Инна, прижимая пакет с рисунками к груди, протиснулась к выходу из метро. Вот уже второй год она ездила к своему спасителю, или, как у них было принято говорить, – Наставнику. С Соколовым, известным в Москве экстрасенсом, Инна познакомилась два года назад. И не по своей воле. Когда в Москве вдруг стало считаться хорошим тоном ходить по воскресеньям в церковь, Инна и Виктор, оба воспитанные в духе коммунистических идей, не поддались новой моде. Как и большинство современников, в учения марксизма-ленинизма они давно не верили, но и до Бога не дошли.
Зато псевдонаучные бредни модных целителей бездетной Инне пришлись по вкусу. Конечно, чем заниматься длительным и нелегким лечением, гораздо проще поверить в чудотворные сеансы псевдолекаря. Ну, посидишь перед телевизором, посмотришь на операции без наркоза, послушаешь счет до десяти и обратно, и все, выходи строиться, все болячки к соседям убежали. Да вот беда, не помог телекудесник. Главное, что беспокоило семью Порывайко, осталось; детей так и не было. Может, будь Витя поусерднее, все разрешилось бы и без шарлатанов, но, что поделаешь, работа есть работа, ее он любил больше. Вот и пришлось семье Порывайко довериться телезнахарю.
Впрочем, не бездетность заставила их обратиться к Соколову. К тому времени, когда судьба свела с Наставником, Порывайко уже успели поумнеть и разочароваться в тех, кому недавно так верили. Но с Инной приключилась новая беда! Надумал как-то один известный пародист пошутить, представить народу телекудесника в смешном виде. И настолько удачно он это сделал, что Инну, сидящую перед телевизором, вдруг затрясло, закачало, да так, что и при настоящем гипнотизере не пробивало. А так как артист что-то в действиях оригинала уловил хорошо, а что-то плохо, то и случилось так, как должно было случиться. Войти Инна в транс смогла, а выйти никак! Всю ночь ее раскачивало, лишь к утру она свалилась без сил. Но это было не все. Через полчаса она вскочила и вновь стала соревноваться с маятником.

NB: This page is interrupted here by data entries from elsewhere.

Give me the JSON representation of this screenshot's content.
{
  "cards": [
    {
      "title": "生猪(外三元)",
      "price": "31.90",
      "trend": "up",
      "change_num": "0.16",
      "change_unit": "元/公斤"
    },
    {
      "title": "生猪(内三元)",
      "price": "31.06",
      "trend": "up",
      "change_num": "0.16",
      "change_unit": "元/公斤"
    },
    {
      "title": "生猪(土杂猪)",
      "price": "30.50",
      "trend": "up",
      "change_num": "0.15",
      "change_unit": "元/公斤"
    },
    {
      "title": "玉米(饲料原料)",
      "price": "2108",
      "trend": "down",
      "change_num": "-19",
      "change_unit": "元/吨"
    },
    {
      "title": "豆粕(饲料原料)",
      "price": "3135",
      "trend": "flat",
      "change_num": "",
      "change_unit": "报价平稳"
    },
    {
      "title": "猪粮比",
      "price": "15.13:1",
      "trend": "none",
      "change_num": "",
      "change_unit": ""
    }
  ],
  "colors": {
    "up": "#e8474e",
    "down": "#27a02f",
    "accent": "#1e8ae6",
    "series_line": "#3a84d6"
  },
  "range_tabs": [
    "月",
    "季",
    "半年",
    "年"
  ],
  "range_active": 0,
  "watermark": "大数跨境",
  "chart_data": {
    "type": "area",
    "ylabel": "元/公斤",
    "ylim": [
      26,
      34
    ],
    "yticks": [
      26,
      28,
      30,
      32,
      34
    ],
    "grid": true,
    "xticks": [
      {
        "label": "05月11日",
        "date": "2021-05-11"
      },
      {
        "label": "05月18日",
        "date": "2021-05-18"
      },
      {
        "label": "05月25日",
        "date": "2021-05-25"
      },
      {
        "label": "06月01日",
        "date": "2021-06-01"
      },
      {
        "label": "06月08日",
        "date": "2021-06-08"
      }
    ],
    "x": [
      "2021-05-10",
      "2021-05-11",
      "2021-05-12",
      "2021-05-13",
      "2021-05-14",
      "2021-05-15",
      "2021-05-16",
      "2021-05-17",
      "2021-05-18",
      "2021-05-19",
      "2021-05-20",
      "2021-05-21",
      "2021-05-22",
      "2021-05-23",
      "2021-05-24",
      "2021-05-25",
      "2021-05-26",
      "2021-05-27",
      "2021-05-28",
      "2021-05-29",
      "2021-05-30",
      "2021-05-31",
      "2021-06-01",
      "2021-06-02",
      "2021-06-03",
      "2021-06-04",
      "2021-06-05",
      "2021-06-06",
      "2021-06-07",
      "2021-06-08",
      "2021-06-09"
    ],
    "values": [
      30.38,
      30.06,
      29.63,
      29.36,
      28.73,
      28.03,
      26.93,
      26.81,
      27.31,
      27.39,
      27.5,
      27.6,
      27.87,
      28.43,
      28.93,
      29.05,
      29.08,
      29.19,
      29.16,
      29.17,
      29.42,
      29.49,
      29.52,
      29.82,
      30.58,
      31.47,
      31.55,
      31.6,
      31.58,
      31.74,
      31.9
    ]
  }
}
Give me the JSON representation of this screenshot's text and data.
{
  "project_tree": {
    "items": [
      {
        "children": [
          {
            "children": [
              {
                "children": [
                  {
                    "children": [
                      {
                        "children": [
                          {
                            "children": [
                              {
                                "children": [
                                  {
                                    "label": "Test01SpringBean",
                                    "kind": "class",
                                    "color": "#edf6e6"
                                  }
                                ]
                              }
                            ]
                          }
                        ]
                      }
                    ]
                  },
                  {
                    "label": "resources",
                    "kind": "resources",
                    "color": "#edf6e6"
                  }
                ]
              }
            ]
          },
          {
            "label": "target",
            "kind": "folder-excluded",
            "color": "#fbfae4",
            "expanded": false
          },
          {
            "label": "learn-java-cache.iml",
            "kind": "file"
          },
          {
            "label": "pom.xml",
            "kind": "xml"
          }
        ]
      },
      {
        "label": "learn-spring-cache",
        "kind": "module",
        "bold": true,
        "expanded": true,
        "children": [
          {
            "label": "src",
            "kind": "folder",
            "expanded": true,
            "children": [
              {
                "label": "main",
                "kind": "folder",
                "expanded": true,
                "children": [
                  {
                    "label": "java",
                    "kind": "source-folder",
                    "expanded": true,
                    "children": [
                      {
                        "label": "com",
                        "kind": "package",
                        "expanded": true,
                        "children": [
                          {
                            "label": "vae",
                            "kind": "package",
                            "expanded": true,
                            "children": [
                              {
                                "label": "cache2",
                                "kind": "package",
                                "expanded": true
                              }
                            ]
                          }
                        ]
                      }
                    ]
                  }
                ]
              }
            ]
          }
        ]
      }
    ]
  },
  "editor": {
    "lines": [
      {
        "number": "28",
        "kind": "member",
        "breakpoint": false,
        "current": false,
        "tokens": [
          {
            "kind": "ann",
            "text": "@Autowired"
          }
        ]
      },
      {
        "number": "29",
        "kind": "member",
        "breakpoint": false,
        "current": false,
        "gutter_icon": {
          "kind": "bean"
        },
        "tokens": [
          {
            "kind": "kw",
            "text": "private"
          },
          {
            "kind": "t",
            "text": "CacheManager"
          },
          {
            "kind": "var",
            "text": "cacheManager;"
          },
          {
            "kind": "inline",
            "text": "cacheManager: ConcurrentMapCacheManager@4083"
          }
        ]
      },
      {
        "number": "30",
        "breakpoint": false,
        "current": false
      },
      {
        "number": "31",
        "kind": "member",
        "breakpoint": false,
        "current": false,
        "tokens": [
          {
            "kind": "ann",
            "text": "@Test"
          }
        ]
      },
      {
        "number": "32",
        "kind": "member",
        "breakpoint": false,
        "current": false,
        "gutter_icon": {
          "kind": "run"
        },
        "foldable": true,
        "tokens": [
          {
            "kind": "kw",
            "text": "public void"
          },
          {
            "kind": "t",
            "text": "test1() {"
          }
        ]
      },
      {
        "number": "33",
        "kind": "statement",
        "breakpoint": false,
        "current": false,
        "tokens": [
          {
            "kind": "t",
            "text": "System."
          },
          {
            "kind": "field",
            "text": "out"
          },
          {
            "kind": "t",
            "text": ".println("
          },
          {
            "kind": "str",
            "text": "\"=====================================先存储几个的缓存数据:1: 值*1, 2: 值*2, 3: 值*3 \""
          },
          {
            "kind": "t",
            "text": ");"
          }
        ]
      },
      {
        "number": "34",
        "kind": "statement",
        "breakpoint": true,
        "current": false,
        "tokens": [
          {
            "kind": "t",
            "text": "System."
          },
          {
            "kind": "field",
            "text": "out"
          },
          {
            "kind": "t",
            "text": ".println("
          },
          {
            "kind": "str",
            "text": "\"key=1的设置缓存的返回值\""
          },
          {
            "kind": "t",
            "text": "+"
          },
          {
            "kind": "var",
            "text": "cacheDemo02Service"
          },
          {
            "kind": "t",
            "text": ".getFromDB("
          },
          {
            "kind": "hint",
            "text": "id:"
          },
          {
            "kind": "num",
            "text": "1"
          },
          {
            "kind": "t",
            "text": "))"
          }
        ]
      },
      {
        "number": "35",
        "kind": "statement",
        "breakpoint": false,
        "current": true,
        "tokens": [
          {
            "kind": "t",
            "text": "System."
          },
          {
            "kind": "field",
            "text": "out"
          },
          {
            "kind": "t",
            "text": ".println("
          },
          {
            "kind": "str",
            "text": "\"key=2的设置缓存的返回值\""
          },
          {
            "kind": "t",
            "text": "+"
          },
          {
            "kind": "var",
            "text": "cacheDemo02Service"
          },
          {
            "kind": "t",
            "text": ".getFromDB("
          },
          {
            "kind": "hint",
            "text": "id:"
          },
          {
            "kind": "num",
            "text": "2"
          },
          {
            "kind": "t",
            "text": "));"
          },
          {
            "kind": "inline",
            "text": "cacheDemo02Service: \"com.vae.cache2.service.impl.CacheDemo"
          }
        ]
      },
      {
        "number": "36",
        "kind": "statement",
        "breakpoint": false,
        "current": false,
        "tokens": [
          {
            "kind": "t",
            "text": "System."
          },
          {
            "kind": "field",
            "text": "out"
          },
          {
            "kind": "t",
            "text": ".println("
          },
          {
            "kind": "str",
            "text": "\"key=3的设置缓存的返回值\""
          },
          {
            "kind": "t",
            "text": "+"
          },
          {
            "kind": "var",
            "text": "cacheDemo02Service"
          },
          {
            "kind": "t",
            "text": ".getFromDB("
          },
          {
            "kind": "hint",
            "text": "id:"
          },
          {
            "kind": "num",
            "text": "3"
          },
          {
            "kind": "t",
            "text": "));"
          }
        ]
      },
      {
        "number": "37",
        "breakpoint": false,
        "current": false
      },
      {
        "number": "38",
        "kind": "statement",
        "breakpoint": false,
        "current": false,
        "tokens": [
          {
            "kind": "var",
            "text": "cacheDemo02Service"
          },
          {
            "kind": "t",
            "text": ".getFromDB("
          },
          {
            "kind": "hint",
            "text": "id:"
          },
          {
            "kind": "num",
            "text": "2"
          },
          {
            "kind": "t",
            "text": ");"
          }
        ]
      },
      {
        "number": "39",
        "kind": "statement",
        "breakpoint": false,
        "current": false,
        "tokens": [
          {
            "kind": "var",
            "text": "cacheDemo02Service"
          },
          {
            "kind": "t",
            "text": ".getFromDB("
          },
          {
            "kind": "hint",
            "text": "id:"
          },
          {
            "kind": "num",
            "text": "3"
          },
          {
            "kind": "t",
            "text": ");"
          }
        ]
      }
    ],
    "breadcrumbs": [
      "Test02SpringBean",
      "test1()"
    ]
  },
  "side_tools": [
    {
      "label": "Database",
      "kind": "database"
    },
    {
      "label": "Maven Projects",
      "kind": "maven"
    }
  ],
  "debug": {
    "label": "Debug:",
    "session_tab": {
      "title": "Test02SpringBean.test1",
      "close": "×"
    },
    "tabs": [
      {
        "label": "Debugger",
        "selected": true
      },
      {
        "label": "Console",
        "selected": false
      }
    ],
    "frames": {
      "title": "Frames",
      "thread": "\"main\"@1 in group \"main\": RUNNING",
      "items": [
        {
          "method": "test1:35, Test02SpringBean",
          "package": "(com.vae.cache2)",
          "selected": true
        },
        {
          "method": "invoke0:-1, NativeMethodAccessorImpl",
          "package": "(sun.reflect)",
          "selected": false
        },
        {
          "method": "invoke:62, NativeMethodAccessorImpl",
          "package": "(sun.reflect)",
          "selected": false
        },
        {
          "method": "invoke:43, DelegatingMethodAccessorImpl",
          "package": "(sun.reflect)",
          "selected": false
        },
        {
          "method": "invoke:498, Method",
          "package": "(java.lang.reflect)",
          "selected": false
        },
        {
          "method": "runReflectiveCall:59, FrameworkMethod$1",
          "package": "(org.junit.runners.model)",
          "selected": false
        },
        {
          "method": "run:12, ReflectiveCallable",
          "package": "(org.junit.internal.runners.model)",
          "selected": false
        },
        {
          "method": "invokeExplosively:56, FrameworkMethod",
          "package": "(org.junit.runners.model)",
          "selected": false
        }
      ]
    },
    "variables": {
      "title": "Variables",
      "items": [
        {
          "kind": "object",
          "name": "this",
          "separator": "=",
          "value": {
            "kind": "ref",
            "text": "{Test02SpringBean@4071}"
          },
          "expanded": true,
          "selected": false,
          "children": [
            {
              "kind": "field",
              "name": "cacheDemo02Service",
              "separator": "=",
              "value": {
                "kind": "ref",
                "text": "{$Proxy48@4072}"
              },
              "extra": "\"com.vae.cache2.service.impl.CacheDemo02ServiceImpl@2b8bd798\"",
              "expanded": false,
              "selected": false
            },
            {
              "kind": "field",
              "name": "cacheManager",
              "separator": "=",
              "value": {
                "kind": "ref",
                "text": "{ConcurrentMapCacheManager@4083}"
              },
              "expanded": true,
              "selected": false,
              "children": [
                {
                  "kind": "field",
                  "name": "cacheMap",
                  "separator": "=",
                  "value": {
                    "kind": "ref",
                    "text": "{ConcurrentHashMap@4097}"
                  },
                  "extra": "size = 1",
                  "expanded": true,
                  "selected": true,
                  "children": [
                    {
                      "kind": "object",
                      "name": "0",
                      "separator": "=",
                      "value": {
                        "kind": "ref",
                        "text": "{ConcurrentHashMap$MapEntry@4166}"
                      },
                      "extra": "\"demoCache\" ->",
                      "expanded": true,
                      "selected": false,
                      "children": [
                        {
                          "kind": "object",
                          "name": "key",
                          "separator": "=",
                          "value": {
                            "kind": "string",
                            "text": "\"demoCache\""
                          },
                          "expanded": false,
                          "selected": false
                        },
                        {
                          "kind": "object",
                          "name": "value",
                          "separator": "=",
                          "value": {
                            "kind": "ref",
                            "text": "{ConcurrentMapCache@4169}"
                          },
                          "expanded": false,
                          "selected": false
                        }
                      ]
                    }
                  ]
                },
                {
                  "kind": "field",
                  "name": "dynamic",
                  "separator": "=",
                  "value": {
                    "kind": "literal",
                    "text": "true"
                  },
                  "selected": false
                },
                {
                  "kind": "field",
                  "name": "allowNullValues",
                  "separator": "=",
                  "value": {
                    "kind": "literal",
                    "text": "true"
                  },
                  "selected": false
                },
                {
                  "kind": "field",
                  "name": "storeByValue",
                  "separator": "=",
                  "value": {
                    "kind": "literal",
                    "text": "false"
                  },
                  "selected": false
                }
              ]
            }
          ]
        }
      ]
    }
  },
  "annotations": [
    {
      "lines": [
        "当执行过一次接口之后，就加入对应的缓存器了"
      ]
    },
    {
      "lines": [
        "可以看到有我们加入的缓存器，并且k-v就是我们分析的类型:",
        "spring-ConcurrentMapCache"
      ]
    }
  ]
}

Перепуганный Виктор бросился искать телекудесника, да вот незадача – уехал тот на гастроли в соседнюю, бывшую некогда дружественной, страну. И когда вернется, неизвестно.
Так и докачалась бы Инна до могилы, да помог один знакомый, присоветовал обратиться к Соколову. Андрей Георгиевич не заставил себя долго упрашивать. Он давно возмущался тем, что шарлатанов допускают на телевидение, потому что после таких сеансов ему уже не раз приходилось подчищать за недобросовестными бизнесменами от тонкой науки гипноза. Проведя коррекцию психики Инны, Соколов как-то вскользь заметил, что ей неплохо было бы научиться защищаться, мало ли кто может повторить опыт комика? И с тех пор Инна два раза в неделю приезжала в его школу на Тимирязева.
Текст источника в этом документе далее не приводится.